В каждом городе найдется магазинчик, рассчитанный на филателистов. Ну а более точные адреса найдем, когда выяснится ваш маршрут. Они есть и в каталогах, и в специальных журналах. Время терпит.
- Почему это оно терпит? Или у вас его слишком много? - послышался позади грудной женский голос.
К столу подходила девушка с оттенком явно не русской, скорее цыганской прелести в худощавом лице, с коротко подстриженными волосами и большими гранатовыми серьгами в ушах.
- Что-то вас слишком много, мальчики, - сказала она, протискиваясь между стульями.
Челидзе встал.
- Самое главное, я здесь, Лялечка. И давно жду.
Чачин тоже встал, пропуская девушку на место рядом с Челидзе. На своих очень высоких каблуках она была ниже его всего на несколько сантиметров, а он измерялся ста восьмьюдесятью с гаком.
- Познакомьтесь, - сказал Челидзе, - Лялечка. Она же Оля. Фамилия несущественна, место работы тоже несущественно, а существенны только ее внешность и острый язык, с которым вы сейчас познакомитесь.
- А что у вас существенно? - отпарировала она. - Жорку я знаю: он немногого стоит. А вы кто? Верховенский. Что-то из Достоевского?
- Я только однофамилец его героя, синьора. Скромный однофамилец.
- Инженер, наверно?
- Угадали.
- А я маляр, - сказал Находкин. Он был художником-плакатистом в одном из больших московских кинотеатров.
- Ну, это уже интереснее. Когда-нибудь я приглашу вас побелить потолок у меня на кухне. А вы что молчите? - обернулась она к Чачину.
- Вы не спрашиваете.
- А если спрошу?
- Разве это существенно, Лялечка? Кто есть кто. Здесь собрались рыцари одной страсти, поклонники одной богини, которой на Олимпе не было.
- Это почтовой марки, что ли? Тоже мне богиня! Неужели нет на свете ничего интереснее?
- Многое есть, Лялечка. Например, девушки. Утренние рассветы на университетской набережной, когда любимая рядом. Томление чувств. Трепет желаний. Хочется, хочется голубых лугов. Хочется, хочется стать быстрей постарше. Рано или поздно приходит к нам любовь, но лучше все-таки, если бы пораньше.
- Пошловато. Ваше?
- Нет, это я позаимствовал из популярной песни.
- А поп-музыку любите?
- Не очень. Я любитель старомодной классики.
- Тогда мы вас перевоспитаем, - оживилась Лялечка. - Правда, Жора, его стоит перевоспитать?
- Отчего же нет? Попробуем.
- Ну а теперь начнем треп, мальчики, - резюмировала Ляля, явно считая молчание Челидзе знаком согласия с чачинским перевоспитанием. - Просто треп. За жизнь. Начали.

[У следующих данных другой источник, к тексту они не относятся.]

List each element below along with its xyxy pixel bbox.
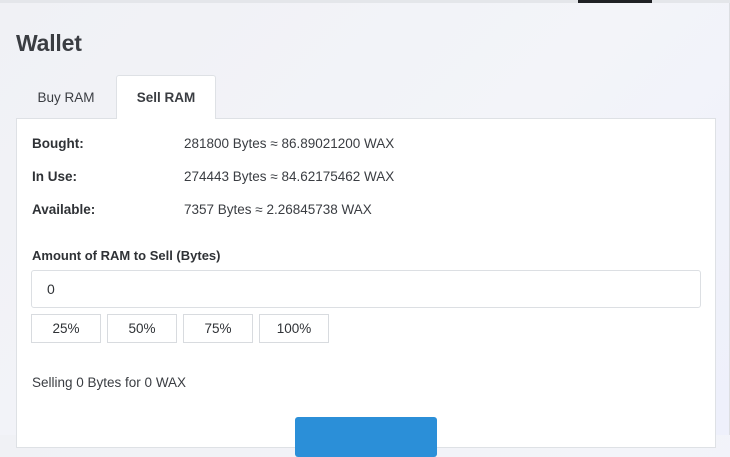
percent-75-button[interactable]: 75% bbox=[183, 314, 253, 343]
percent-50-button[interactable]: 50% bbox=[107, 314, 177, 343]
ram-in-use-label: In Use: bbox=[32, 168, 78, 184]
tab-buy-ram[interactable]: Buy RAM bbox=[16, 75, 116, 119]
ram-in-use-value: 274443 Bytes ≈ 84.62175462 WAX bbox=[184, 168, 395, 184]
sell-summary: Selling 0 Bytes for 0 WAX bbox=[32, 375, 187, 390]
percent-100-button[interactable]: 100% bbox=[259, 314, 329, 343]
sell-ram-panel: Bought: 281800 Bytes ≈ 86.89021200 WAX I… bbox=[16, 118, 716, 457]
ram-bought-value: 281800 Bytes ≈ 86.89021200 WAX bbox=[184, 135, 395, 151]
sell-ram-submit-button[interactable] bbox=[295, 417, 437, 457]
ram-available-label: Available: bbox=[32, 201, 96, 217]
ram-available-row: Available: 7357 Bytes ≈ 2.26845738 WAX bbox=[32, 200, 372, 218]
ram-bought-label: Bought: bbox=[32, 135, 84, 151]
ram-in-use-row: In Use: 274443 Bytes ≈ 84.62175462 WAX bbox=[32, 167, 394, 185]
percent-buttons: 25% 50% 75% 100% bbox=[31, 314, 335, 343]
ram-bought-row: Bought: 281800 Bytes ≈ 86.89021200 WAX bbox=[32, 134, 394, 152]
ram-available-value: 7357 Bytes ≈ 2.26845738 WAX bbox=[184, 201, 372, 217]
ram-amount-input[interactable] bbox=[31, 270, 701, 308]
amount-field-label: Amount of RAM to Sell (Bytes) bbox=[32, 248, 221, 263]
ram-tabs: Buy RAM Sell RAM bbox=[16, 75, 216, 119]
page-title: Wallet bbox=[16, 30, 82, 56]
nav-active-indicator bbox=[578, 0, 652, 3]
percent-25-button[interactable]: 25% bbox=[31, 314, 101, 343]
tab-sell-ram[interactable]: Sell RAM bbox=[116, 75, 216, 119]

И все начали. За жизнь так за жизнь. Ни о марках, ни о "закрытых компашках", ни о музыкальной старомодности Чачина. Никто его ни о чем не спрашивал, и он никого ни о чем не спрашивал. Просто смеялся, острил, читал Евтушенко и Ахмадулину, с удовольствием внимал комплиментам Ляли по адресу его голубых джинсов со звездно-полосатой нашлепкой на кармане, хохотал над анекдотами Находкина и даже с Жорой в общении был уже на "ты".
А в душе его пела сказочная жар-птица удачи. Голоса ее за столом в пивном баре никто не слышал, но он непременно достигнет полковника Соболева, потому что удачу эту полковник предвидел и запрограммировал, выбрав именно Чачина для такого задания. В том, что есть все-таки великий бог телепатии, старший лейтенант уже не сомневался.
13
Великий бог телепатии, однако, на этот раз промолчал. Об удаче Чачина я узнал от него самого вечером на квартире у Саши Жирмундского. Мы слушали внимательно, не перебивая, а старший лейтенант все рассказывал и рассказывал - оживленно, несбивчиво, даже с какой-то подчеркнутой красочностью. Я замечаю иногда, как Жирмундский настораживается: видимо, о чем-то хочет переспросить, но сдерживается, позволяя Чачину без помехи закончить повествование.